Мы начали читать его медицинскую карту. Здесь было все, что полагается: год рождения, пол, расовые признаки, особенности телосложения, темперамент, группа крови, наследственность, перенесенные болезни (как у всех людей этой профессии, их оказалось немало) и так далее. Все необходимое я занес в свою картотеку. Единственное, что меня несколько смутило, – его год рождения. Но я вспомнил, как, еще работая ассистентом, слышал, да и сам не раз замечал, что сотрудники Службы жертв-добровольцев выглядят, как правило, лет на десять старше, чем в действительности. Записав необходимое, я вновь повернулся к испытуемому, который уже начал ерзать в кресле:

– Ну и как теперь?

Он радостно засмеялся:

– Знаете, до того хорошо! Просто никогда мне так хорошо не было. А уж как я боялся…

Подействовало! Мы приготовились внимательно слушать. Но сердце у меня колотилось. А вдруг он ничего не скажет? Может быть, ему просто нечего скрывать.
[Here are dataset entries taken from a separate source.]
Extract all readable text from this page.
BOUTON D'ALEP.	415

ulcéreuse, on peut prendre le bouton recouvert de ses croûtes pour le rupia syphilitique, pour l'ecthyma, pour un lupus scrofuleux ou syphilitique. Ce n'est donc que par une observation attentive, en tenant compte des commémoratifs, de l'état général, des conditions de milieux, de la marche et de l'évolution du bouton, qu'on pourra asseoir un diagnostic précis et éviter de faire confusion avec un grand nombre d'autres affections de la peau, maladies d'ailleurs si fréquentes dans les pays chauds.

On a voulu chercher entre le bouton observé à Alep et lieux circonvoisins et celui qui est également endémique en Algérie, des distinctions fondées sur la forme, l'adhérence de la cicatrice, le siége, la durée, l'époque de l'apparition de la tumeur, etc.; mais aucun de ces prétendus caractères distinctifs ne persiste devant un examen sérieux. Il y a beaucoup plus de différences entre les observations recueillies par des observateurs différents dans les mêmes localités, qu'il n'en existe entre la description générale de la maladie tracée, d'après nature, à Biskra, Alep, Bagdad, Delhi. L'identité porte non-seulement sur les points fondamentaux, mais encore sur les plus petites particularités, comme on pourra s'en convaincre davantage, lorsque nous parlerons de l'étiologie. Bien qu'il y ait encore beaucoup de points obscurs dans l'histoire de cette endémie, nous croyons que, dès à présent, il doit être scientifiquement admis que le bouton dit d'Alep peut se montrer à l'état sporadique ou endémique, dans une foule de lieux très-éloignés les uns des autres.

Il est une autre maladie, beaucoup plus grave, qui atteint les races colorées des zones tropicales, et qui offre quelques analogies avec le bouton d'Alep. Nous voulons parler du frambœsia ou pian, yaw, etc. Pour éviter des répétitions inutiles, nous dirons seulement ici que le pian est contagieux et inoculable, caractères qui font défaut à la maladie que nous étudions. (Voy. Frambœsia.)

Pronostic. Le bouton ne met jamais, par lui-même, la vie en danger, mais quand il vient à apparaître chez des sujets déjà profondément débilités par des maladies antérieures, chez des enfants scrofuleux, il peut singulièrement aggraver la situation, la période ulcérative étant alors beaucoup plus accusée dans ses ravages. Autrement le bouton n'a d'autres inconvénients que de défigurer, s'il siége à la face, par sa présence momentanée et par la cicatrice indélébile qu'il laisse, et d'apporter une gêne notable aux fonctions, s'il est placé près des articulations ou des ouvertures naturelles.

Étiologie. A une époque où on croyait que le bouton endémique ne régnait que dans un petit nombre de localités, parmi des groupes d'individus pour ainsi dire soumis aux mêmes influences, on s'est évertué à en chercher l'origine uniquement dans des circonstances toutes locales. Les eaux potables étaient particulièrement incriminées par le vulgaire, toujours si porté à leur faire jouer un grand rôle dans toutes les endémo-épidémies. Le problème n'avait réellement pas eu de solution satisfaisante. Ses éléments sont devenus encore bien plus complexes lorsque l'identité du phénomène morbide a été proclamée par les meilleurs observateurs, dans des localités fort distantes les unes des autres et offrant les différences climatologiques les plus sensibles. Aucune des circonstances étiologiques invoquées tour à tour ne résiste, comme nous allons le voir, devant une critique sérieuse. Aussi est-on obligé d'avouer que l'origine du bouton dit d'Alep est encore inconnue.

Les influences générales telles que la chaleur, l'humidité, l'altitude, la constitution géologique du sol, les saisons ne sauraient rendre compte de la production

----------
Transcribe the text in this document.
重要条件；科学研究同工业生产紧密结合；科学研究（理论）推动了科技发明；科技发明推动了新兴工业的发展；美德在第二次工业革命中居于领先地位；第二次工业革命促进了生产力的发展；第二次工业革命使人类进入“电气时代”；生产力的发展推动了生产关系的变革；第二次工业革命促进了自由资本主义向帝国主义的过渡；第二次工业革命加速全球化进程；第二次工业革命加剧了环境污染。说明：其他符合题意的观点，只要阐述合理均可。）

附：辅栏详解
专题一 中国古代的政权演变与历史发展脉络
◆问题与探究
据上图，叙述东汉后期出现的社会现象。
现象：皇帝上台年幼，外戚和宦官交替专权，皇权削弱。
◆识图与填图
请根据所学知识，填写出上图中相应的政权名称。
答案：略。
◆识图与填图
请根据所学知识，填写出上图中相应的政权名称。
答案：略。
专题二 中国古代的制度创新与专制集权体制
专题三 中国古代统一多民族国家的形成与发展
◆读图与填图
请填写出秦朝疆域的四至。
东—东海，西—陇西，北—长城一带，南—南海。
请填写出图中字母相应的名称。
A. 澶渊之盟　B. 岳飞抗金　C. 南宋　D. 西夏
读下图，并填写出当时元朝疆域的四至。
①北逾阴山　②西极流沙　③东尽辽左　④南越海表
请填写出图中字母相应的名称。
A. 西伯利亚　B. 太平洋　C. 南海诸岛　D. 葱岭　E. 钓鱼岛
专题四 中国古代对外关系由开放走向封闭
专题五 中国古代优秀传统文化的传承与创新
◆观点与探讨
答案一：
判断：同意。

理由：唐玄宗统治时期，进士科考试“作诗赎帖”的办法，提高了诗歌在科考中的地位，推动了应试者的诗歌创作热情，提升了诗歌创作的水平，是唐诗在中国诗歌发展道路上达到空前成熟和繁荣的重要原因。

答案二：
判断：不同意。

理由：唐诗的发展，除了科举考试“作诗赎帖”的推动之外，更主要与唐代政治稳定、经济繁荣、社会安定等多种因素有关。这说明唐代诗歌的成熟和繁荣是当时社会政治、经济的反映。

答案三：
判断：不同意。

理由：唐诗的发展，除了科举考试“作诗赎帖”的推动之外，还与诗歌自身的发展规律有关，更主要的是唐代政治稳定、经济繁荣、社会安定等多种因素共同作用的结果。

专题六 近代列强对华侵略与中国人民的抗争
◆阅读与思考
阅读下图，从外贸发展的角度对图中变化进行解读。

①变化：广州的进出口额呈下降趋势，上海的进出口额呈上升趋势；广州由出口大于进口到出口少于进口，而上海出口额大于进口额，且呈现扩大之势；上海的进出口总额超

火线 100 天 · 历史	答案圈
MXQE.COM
Или он заранее решил говорить только о пустяках. Как я смогу тогда убедить Риссена и, главное, себя самого? Теория остается теорией, пока она не проверена на практике. А что, если я вообще ошибся?

И тут вдруг случилось нечто совершенно неожиданное. Испытуемый, этот высокий, крупный мужчина, начал жалко всхлипывать. Он сполз вниз и, безвольно повиснув на подлокотниках кресла, стал с протяжным стоном раскачиваться взад и вперед. От стыда за него я буквально не знал, куда деваться. Но Риссен, нужно признать, вел себя великолепно. Не сомневаюсь, что он тоже испытывал неловкость, но ничем этого не выдал.

Так прошло несколько минут. Меня по-прежнему душил стыд, словно это я был виновником позорной сцены. Но откуда мне знать, что там за душой у этих жертв-добровольцев! Хотя фактически испытуемые занимали по отношению к нам подчиненное положение, ни я, ни кто-либо другой из нашей лаборатории не мог считаться их начальством – у них был свой центр, откуда их направляли в разные учреждения.

Мало-помалу № 135 успокоился. Всхлипывания прекратились, он выпрямился в кресле и принял несколько более достойный вид. Чтобы поскорее загладить впечатление от неприятной сцены, я задал ему первый пришедший в голову вопрос:

– Как вы себя чувствуете?

Испытуемый поднял глаза. В дальнейшем мне казалось, что он сознавал наше присутствие и слышал все вопросы, но едва ли представлял себе, кто мы, собственно, такие. Говорил он, адресуясь непосредственно к нам, но так, словно перед ним не конкретные люди (к тому же фактически его начальство), а некие воображаемые безымянные слушатели.

– Я такой несчастный, – сказал он вяло, – просто не знаю, что мне делать. Не представляю, как я это вынесу.

– Что вынесете? – спросил я.

– Да все. Я так боюсь. Всегда боюсь. Не то чтобы именно сию минуту, вообще боюсь, постоянно.

– Боитесь эксперимента?

– Ну да, эксперимента. Хотя вот как раз сейчас я не понимаю, почему так боюсь. Ну больно или не очень, ну сделаюсь калекой или поправлюсь, ну умру или останусь жить – чего тут бояться? А я всегда боюсь. Смешно же, правда, почему человек так боится?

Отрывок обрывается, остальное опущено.